Kebaikan bukanlah obat mujarab untuk kemarahan dan perasaan negatif lainnya yang perlu diungkapkan. Itu sebuah pilihan untuk menangani perasaan itu secara dewasa dengan mengungkapkannya secara konstruktif. Ini juga merupakan ekspresi untuk memprioritaskan kebaikan hubungan jangka panjang daripada perasaan Anda saat ini.
Kemarahan mempunyai cara untuk mencoba memaksakan perubahan perilaku. Tapi selalu orang lain yang ingin berubah. Jadi taktik berperang satu sama lain – rasa bersalah, penghindaran, teriakan, atau jarak.
Pada titik tertentu, Anda harus memutuskan apa tujuan Anda mengekspresikan kemarahan. Apakah itu untuk membuat pasangan Anda merasa sama buruknya dengan Anda? Apakah untuk membongkar muatan agar Anda tidak menghabiskan hari-hari Anda dengan marah? Apakah untuk menghukum pasangan atau membalas dendam?
Jika penting untuk berkomunikasi dengan pasangan Anda dengan lebih baik, maka tujuan Anda akan lebih pada perasaan didengarkan. Anda pasti menginginkan saling pengertian, pertumbuhan, dan keintiman yang lebih dalam. Anda pasti ingin percaya bahwa kebutuhan Anda dapat terpenuhi.
Dan Anda pasti ingin tahu bahwa pernikahan Anda bisa menjadi lebih kuat hanya karena cara Anda berkomunikasi.
Ironisnya, keinginan untuk melampiaskan amarah dengan berteriak dan mengatakan hal-hal yang menyesali tidak membuat Anda didengar. Namun, kebaikan memang demikian.
Kita semua tahu bagaimana rasanya menerima kemarahan seseorang. Energi kita diarahkan pada perlindungan diri atau serangan balik dan bukan mendengarkan dengan tulus.

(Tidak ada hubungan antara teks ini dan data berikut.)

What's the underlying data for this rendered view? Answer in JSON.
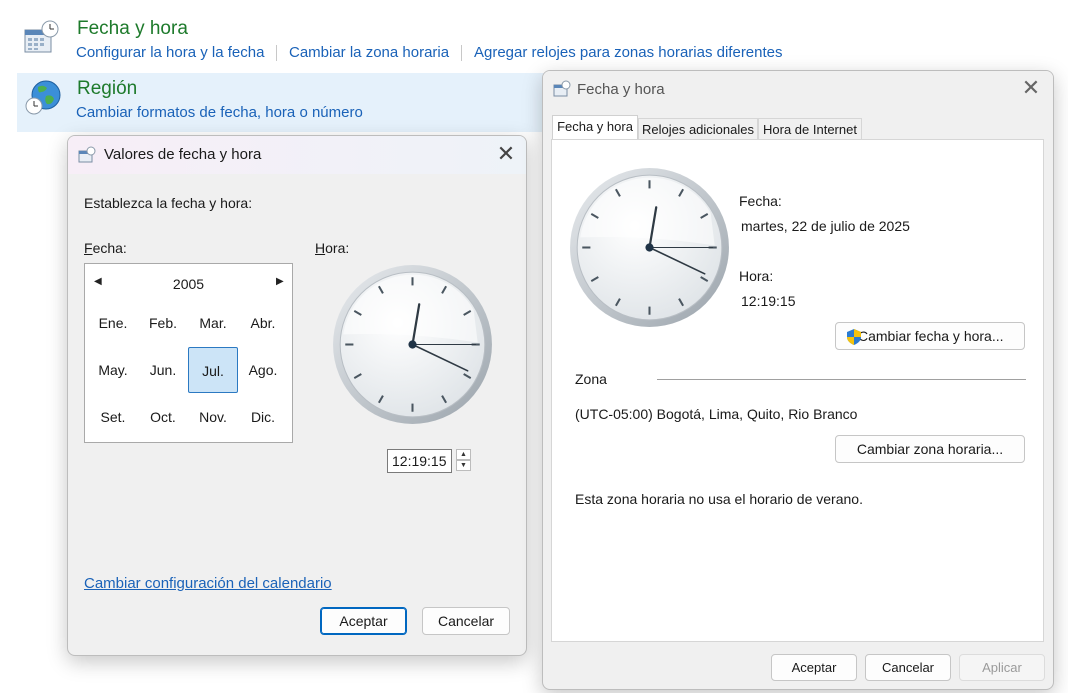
{
  "control_panel": {
    "datetime": {
      "title": "Fecha y hora",
      "links": [
        "Configurar la hora y la fecha",
        "Cambiar la zona horaria",
        "Agregar relojes para zonas horarias diferentes"
      ]
    },
    "region": {
      "title": "Región",
      "link": "Cambiar formatos de fecha, hora o número"
    }
  },
  "dlg_left": {
    "title": "Valores de fecha y hora",
    "instruction": "Establezca la fecha y hora:",
    "date_label_rest": "echa:",
    "date_label_key": "F",
    "time_label_rest": "ora:",
    "time_label_key": "H",
    "calendar": {
      "year": "2005",
      "months": [
        "Ene.",
        "Feb.",
        "Mar.",
        "Abr.",
        "May.",
        "Jun.",
        "Jul.",
        "Ago.",
        "Set.",
        "Oct.",
        "Nov.",
        "Dic."
      ],
      "selected_month": "Jul."
    },
    "time_value": "12:19:15",
    "calendar_link": "Cambiar configuración del calendario",
    "ok": "Aceptar",
    "cancel": "Cancelar"
  },
  "dlg_right": {
    "title": "Fecha y hora",
    "tabs": [
      "Fecha y hora",
      "Relojes adicionales",
      "Hora de Internet"
    ],
    "active_tab": "Fecha y hora",
    "date_label": "Fecha:",
    "date_value": "martes, 22 de julio de 2025",
    "time_label": "Hora:",
    "time_value": "12:19:15",
    "change_datetime_btn": "Cambiar fecha y hora...",
    "zone_label": "Zona",
    "zone_value": "(UTC-05:00) Bogotá, Lima, Quito, Rio Branco",
    "change_zone_btn": "Cambiar zona horaria...",
    "dst_note": "Esta zona horaria no usa el horario de verano.",
    "ok": "Aceptar",
    "cancel": "Cancelar",
    "apply": "Aplicar"
  },
  "clock": {
    "hours": 12,
    "minutes": 19,
    "seconds": 15
  },
  "colors": {
    "link": "#1a62b8",
    "title_green": "#1d7a2b",
    "selection": "#cce4f7",
    "accent": "#0067c0"
  }
}
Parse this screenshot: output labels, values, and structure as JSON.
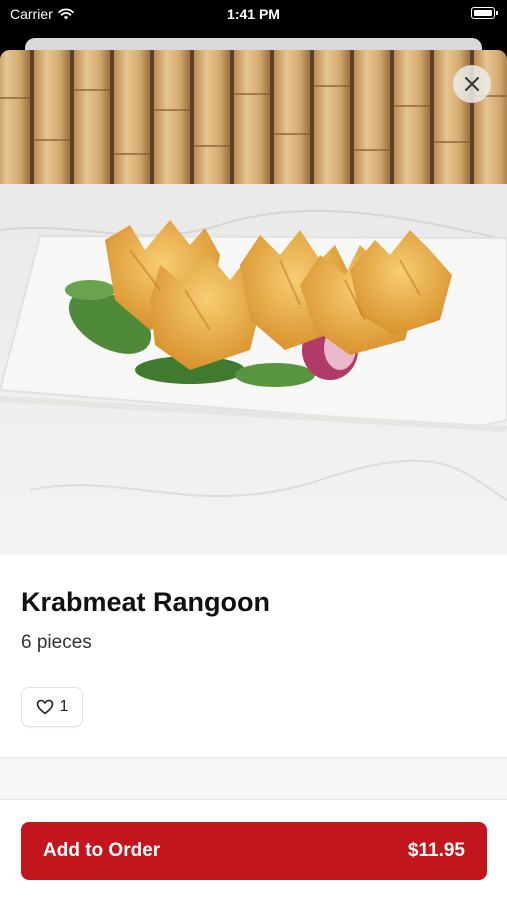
{
  "status_bar": {
    "carrier": "Carrier",
    "time": "1:41 PM"
  },
  "item": {
    "name": "Krabmeat Rangoon",
    "description": "6 pieces",
    "like_count": "1"
  },
  "order_button": {
    "label": "Add to Order",
    "price": "$11.95"
  },
  "colors": {
    "accent": "#c3161c"
  },
  "icons": {
    "close": "close-icon",
    "like": "heart-icon",
    "wifi": "wifi-icon",
    "battery": "battery-icon"
  }
}
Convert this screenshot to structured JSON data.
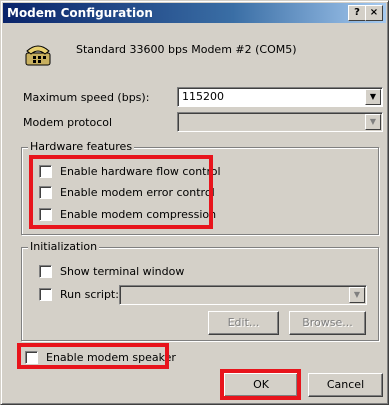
{
  "window": {
    "title": "Modem Configuration",
    "help_label": "?",
    "close_label": "×",
    "header": "Standard 33600 bps Modem #2 (COM5)"
  },
  "fields": {
    "max_speed_label": "Maximum speed (bps):",
    "max_speed_value": "115200",
    "protocol_label": "Modem protocol",
    "protocol_value": ""
  },
  "hardware": {
    "title": "Hardware features",
    "flow_control": "Enable hardware flow control",
    "error_control": "Enable modem error control",
    "compression": "Enable modem compression"
  },
  "init": {
    "title": "Initialization",
    "show_terminal": "Show terminal window",
    "run_script": "Run script:",
    "edit": "Edit...",
    "browse": "Browse..."
  },
  "speaker": "Enable modem speaker",
  "buttons": {
    "ok": "OK",
    "cancel": "Cancel"
  },
  "icons": {
    "modem": "modem-telephone-icon",
    "dropdown": "chevron-down-icon"
  },
  "colors": {
    "highlight": "#e8141c",
    "titlebar": "#0a246a"
  }
}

Jika Anda baik hati, Anda mengizinkan pasangan Anda mendengarkan Anda. Anda menginspirasi mereka untuk mau mendengarkan Anda dan merespons dengan kasih sayang. Dan pada akhirnya, kebutuhan Anda terpenuhi.
Sekarang setelah Anda mengetahui pentingnya komunikasi dalam hubungan dan pernikahan, inilah saatnya mempelajari cara meningkatkan keterampilan komunikasi dan mengendalikan amarah.
Dan kunci untuk mencapai hal ini adalah mengubah cara Anda mendengarkan dan mengekspresikan diri. Itu dimulai dengan menjaga kemitraan Anda di posisi teratas yang suci dan mengingat Anda dan pasangan berada di tim yang sama. Anda harus mengutamakan kepentingan satu sama lain dan tetap menjaga integritas.
Berkomunikasi dengan kebaikan memiliki kekuatan transformatif, terutama ketika melibatkan emosi yang sulit. Hal ini memungkinkan Anda berdua untuk datang ke meja sebagai yang terbaik dari diri Anda sendiri. Dalam prosesnya, Anda memiliki kesempatan eksklusif untuk saling memegang hati satu sama lain.
Mary Ellen Goggin dan Dr.Jerry Duberstein menawarkan pelatihan hubungan untuk individu, dan menawarkan retret pasangan pribadi dan konseling pasangan. Mereka adalah salah satu penulis buku “Dating Transformation: Easy methods to Have Your Cake and Consume It Too.”